I just think, do try and be as nice as possible about it, you are neighbours after all. I say this because my MIL has similar problems with her neighbours who don't speak english. Instead of trying to be nice (the kids are little feckers to be fair and noisy into the night, i thnk there are possible child protection issues too - they are left alone alot etc, so different situation to one you describe op). I think my MIL has handled it badly, instead of trying to be friendly, she has set herself up as the miserable old bag next door who keeps balls that go over, shouts at the kids etc - it makes things awkward and now the older child is quite rude to her - but of course she has been unfriendly towards the mother who doesn't speak (Any??) english so she is less likely to try and find a solution, it becomes a vicious circle.


Boomba · 02/06/2013 11:34

It is completely possible to have an amicable relationship with people you don't share a language with

It just requires a will


SchroSawMargeryDaw · 02/06/2013 11:38

I think it's usually quite obvious when an animal isn't enjoying something. And I doubt he has no experience of dogs.

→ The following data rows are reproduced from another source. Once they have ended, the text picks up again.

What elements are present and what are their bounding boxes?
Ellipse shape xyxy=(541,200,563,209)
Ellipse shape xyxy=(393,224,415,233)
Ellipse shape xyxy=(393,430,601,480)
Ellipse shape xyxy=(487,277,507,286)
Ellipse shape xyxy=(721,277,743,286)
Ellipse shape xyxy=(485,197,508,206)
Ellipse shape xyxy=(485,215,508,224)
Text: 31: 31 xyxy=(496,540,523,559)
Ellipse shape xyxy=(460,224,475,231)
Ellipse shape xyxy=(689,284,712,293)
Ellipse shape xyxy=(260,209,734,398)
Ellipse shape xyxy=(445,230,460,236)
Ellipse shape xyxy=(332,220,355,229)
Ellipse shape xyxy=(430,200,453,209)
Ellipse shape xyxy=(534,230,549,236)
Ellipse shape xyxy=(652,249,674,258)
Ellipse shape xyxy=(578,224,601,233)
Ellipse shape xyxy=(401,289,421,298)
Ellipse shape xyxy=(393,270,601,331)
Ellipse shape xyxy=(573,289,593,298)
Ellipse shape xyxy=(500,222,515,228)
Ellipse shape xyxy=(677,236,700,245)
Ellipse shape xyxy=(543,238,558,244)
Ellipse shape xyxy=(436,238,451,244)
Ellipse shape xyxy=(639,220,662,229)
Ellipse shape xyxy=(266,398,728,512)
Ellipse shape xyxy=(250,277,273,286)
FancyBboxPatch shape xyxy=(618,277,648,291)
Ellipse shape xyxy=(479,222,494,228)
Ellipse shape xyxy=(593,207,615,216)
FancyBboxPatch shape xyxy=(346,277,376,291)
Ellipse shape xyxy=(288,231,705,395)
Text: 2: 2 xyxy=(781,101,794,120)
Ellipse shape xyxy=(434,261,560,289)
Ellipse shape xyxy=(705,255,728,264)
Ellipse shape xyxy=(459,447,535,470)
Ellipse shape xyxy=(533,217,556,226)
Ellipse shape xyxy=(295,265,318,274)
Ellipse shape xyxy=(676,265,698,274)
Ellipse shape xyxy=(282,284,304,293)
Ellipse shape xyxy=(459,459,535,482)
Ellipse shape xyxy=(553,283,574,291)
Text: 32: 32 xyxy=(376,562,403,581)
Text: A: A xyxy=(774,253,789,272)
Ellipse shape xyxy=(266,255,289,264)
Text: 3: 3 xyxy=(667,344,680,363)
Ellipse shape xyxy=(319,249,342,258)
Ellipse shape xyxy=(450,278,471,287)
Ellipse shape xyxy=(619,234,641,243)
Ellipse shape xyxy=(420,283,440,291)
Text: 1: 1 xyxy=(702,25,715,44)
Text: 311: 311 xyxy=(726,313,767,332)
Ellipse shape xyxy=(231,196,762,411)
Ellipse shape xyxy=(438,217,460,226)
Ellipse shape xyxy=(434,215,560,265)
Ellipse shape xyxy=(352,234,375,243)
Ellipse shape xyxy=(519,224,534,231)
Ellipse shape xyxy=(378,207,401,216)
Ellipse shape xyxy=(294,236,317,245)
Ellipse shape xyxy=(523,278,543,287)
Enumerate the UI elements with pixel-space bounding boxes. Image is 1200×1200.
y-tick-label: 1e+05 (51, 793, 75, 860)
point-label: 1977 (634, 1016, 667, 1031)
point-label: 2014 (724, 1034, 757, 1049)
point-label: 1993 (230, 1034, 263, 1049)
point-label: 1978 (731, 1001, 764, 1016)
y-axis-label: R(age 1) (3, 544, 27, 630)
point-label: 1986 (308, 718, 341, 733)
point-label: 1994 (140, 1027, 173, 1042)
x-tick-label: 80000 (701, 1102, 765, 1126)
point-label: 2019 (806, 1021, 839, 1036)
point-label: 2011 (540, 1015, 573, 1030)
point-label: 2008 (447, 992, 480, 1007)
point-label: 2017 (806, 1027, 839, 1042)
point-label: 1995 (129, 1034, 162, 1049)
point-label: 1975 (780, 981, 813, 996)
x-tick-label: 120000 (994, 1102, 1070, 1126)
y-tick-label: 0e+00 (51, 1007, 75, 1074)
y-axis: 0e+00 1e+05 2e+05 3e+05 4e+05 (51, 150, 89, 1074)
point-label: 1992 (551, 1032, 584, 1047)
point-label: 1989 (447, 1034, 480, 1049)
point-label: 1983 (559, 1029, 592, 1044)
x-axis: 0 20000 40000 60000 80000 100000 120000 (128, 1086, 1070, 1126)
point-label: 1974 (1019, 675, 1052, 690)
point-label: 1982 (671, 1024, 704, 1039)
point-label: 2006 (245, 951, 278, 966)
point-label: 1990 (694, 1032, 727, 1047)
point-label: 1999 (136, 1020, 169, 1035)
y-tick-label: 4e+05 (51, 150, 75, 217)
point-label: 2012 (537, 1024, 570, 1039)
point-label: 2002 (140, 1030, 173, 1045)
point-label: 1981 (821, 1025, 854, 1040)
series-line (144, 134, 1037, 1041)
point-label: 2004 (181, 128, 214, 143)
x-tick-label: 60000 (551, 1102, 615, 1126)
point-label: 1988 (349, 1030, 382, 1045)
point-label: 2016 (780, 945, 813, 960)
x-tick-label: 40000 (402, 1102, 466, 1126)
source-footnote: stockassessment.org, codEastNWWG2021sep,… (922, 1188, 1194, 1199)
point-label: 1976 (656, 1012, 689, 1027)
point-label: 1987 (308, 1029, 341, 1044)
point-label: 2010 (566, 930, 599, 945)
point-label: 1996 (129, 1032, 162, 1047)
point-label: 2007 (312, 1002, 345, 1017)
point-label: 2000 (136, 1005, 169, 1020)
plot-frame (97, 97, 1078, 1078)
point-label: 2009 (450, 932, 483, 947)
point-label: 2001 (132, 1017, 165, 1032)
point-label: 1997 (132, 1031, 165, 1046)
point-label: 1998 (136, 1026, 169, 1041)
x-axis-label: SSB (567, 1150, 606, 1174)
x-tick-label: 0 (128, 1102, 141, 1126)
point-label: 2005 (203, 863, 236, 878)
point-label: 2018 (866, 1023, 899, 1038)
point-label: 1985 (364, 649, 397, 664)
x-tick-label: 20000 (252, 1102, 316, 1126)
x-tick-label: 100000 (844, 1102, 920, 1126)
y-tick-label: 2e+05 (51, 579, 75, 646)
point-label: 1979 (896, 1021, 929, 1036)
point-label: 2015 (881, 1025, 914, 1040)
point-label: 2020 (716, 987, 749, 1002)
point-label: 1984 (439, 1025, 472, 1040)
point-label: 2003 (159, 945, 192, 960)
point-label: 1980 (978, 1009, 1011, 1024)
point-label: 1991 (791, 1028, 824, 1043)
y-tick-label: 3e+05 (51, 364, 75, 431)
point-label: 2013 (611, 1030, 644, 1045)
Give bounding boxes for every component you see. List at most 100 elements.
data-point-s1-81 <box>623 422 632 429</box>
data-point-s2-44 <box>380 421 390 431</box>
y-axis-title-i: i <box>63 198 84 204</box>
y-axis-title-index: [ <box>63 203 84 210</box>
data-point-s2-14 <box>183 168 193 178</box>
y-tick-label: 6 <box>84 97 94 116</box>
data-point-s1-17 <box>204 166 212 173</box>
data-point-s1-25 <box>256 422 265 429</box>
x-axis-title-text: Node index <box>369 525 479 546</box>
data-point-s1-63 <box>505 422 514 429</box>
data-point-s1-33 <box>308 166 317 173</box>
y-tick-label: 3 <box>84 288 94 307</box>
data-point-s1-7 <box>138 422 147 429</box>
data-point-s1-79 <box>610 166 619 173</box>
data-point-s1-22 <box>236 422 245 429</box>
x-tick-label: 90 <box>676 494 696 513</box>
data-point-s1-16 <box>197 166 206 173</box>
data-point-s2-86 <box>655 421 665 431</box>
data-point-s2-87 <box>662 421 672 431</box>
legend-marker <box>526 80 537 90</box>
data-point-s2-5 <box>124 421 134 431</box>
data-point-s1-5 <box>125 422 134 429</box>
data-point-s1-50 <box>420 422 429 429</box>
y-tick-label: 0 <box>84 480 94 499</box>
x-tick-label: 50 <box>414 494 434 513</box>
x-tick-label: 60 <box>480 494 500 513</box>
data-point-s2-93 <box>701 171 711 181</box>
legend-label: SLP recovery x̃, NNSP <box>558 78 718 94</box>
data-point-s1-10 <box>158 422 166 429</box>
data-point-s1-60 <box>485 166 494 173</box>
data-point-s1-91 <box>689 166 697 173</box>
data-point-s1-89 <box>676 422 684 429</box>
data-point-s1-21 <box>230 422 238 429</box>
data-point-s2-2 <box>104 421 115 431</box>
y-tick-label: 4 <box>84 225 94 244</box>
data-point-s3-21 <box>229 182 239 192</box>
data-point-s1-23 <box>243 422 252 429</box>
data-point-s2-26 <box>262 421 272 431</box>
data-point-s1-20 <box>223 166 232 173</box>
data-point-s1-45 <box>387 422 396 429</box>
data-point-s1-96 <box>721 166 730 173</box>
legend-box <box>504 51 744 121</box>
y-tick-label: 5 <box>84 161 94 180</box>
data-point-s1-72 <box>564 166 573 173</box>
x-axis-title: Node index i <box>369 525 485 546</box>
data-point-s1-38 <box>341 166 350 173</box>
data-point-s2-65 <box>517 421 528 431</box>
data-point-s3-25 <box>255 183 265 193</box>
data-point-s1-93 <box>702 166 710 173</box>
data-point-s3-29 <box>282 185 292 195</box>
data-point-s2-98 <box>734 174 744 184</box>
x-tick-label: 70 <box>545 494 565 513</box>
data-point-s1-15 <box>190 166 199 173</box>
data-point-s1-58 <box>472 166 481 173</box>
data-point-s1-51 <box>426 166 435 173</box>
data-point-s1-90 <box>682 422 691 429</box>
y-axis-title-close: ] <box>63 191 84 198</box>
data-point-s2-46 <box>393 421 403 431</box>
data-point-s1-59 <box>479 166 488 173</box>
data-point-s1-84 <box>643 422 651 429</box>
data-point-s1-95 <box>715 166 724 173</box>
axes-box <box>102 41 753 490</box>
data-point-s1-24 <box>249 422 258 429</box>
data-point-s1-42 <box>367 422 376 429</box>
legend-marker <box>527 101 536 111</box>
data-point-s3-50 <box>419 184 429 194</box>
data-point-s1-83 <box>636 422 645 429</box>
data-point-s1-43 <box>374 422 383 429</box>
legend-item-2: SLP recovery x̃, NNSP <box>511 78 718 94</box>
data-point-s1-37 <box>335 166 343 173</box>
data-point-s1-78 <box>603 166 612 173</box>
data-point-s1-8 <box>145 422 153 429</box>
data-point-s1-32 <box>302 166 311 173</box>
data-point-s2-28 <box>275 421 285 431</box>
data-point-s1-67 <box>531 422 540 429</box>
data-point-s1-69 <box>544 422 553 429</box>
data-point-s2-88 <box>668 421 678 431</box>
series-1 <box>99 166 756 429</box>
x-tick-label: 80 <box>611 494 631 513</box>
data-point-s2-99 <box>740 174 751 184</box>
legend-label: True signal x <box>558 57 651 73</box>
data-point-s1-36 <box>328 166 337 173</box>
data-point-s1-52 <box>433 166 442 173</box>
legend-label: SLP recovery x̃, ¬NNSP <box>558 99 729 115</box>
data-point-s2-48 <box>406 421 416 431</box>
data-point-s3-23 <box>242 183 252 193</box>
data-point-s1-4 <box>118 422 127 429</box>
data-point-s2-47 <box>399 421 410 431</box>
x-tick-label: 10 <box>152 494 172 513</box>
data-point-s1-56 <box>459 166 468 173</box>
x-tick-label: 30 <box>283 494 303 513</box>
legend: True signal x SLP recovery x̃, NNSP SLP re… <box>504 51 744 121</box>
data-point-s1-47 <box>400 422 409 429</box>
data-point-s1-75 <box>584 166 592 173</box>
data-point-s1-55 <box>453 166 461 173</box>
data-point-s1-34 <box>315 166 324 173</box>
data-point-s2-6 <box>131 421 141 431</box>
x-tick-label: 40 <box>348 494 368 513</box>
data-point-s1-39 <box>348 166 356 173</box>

They might not speak English but I assume he will be going to a British school? And living here you see plenty of dogs on a daily basis.

Fair enough, I may be being hasty but I wouldn't be overly friendly about it.


LRDtheFeministDragon · 02/06/2013 11:43

Why would you doubt he has experience of dogs? Confused Is that a particularly Polish thing?

I have seen plenty of small children do daft things with animals. The classic being little ones who rush up to give a fluffy cat a big hug, not realizing that the cat may not care for it! In fact, I've seen a child older than 7 fall foul of that one, as she obviously had no idea how to pick up a cat and (naturally), got scratched.

It's not that unusual, is it? Bit harsh to take it out on children acting out of ignorance.


WorraLiberty · 02/06/2013 11:44

The kid can't even see the puppy so I doubt he knows it's getting wound up.

A bark is often just a bark to kids or non dog owners and they can't always spot frustration.

Having said that, plenty of puppies would be amused by the sound of a child mimicking them...and rather than get wound up they'd just want to play.

I think the OP's making a bit of a mountain out of a molehill here. I'm sure the boy will get bored very soon.

And even through the trees and high fences she can still call out a firm "NO".


Boomba · 02/06/2013 11:46

shro I disagree. British relationship with dogs is quite q cultural thing. I know a lot of African adults who have no experience of dogs. He is probably interpreting the barking as enjoyment, and that the dog keeps coming back. Also its unlikely the mum would let the child continue, if she knew he was terrorising next doors dog


ruledbyheart · 02/06/2013 11:53

The woman's brother has a dog, another reason I think he moved out as he wasn't allowed it there as the owner is muslim.
Had problems with the dog previously as is was aggressive and broke through my fence trying to attack mine so I know the kid has been around dogs.

Spoken to a friend of mine who states the woman can speak english but pretends she doesn't to make life easier.

And if the mother doesn't like my dog barking she should shut her kid up.

I have tried being polite saying hello in passing but am ignored.

In all honesty I'm not learning another language when I speak english in england, she lives in england she should learn english, ignorant of me maybe but thats my view rightly or wrongly so its not an option.

I don't really care about having a friendship I was just trying to be friendly, I just want her to control her child and not have him winding my dogs up.